Tuna & White Bean Salad
Prep
Total
Yield 2 servings
This is my favorite “I have no leftovers for my work lunch, what am I going to do?” meal, because I always have tuna and beans in the pantry, and capers and olives in the fridge. It’s quick, convenient and delicious.
Ingredients
- 1 can tuna, drained
- 1 can white beans, drained and rinsed
- 1-2 tablespoons capers OR quartered Kalamata olives
- Olive oil
- White wine vinegar or lemon juice
- Salt
- Pepper
- Salad greens
- Optional: walnuts
- Optional: jarred roasted red peppers
Instructions
- Drain one can of tuna. Put in a medium-sized bowl and flake with a fork. Drain and rinse one can of white beans. Add to bowl. Toss in a few tablespoons of capers or quartered Kalamata olives.
- Add olive oil, vinegar or lemon juice, and salt and pepper to taste. Stir to mix and serve over salad greens.

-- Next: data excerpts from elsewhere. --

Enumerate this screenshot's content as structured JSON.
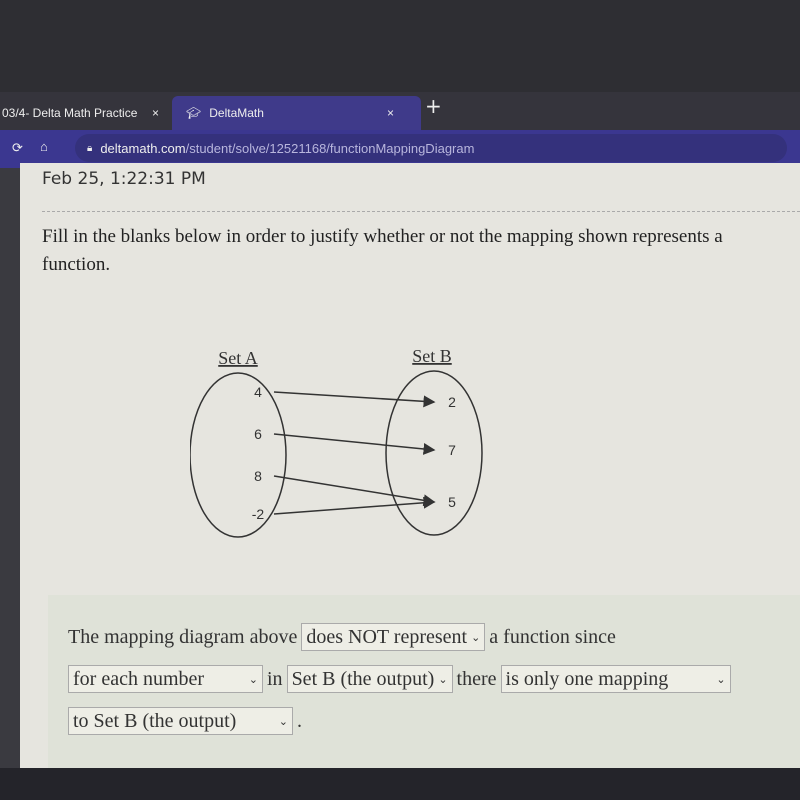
{
  "browser": {
    "tabs": [
      {
        "label": "03/4- Delta Math Practice",
        "close": "×"
      },
      {
        "label": "DeltaMath",
        "close": "×",
        "icon": "graduation-cap-icon"
      }
    ],
    "new_tab": "+",
    "url_domain": "deltamath.com",
    "url_path": "/student/solve/12521168/functionMappingDiagram"
  },
  "page": {
    "timestamp": "Feb 25, 1:22:31 PM",
    "prompt": "Fill in the blanks below in order to justify whether or not the mapping shown represents a function."
  },
  "diagram": {
    "set_a_label": "Set A",
    "set_b_label": "Set B",
    "set_a": [
      "4",
      "6",
      "8",
      "-2"
    ],
    "set_b": [
      "2",
      "7",
      "5"
    ],
    "mappings": [
      [
        "4",
        "2"
      ],
      [
        "6",
        "7"
      ],
      [
        "8",
        "5"
      ],
      [
        "-2",
        "5"
      ]
    ]
  },
  "answer": {
    "t1": "The mapping diagram above",
    "s1": "does NOT represent",
    "t2": "a function since",
    "s2": "for each number",
    "t3": "in",
    "s3": "Set B (the output)",
    "t4": "there",
    "s4": "is only one mapping",
    "s5": "to Set B (the output)",
    "t5": ".",
    "chevron": "⌄"
  }
}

- Optional: add some chopped walnut halves (freezer staple) and diced jarred roasted red peppers (pantry staple).
Notes
This recipe originally appeared in The Seattle Times.
Courses Lunch
Cuisine Mediterranean
Nutrition Facts
Serving Size 1/2 of recipe
Amount Per Serving | ||
---|---|---|
Calories 400 | ||
% Daily Value | ||
Total Fat 7 g | 11% | |
Saturated Fat 1 g | 5% | |
Total Carbohydrates 53 g | 18% | |
Dietary Fiber 12 g | 48% | |
Sugars 1 g | ||
Protein 34 g | 68% |
* Percent Daily Values are based on a 2,000 calorie diet. Your daily values may be higher or lower depending on your calorie needs.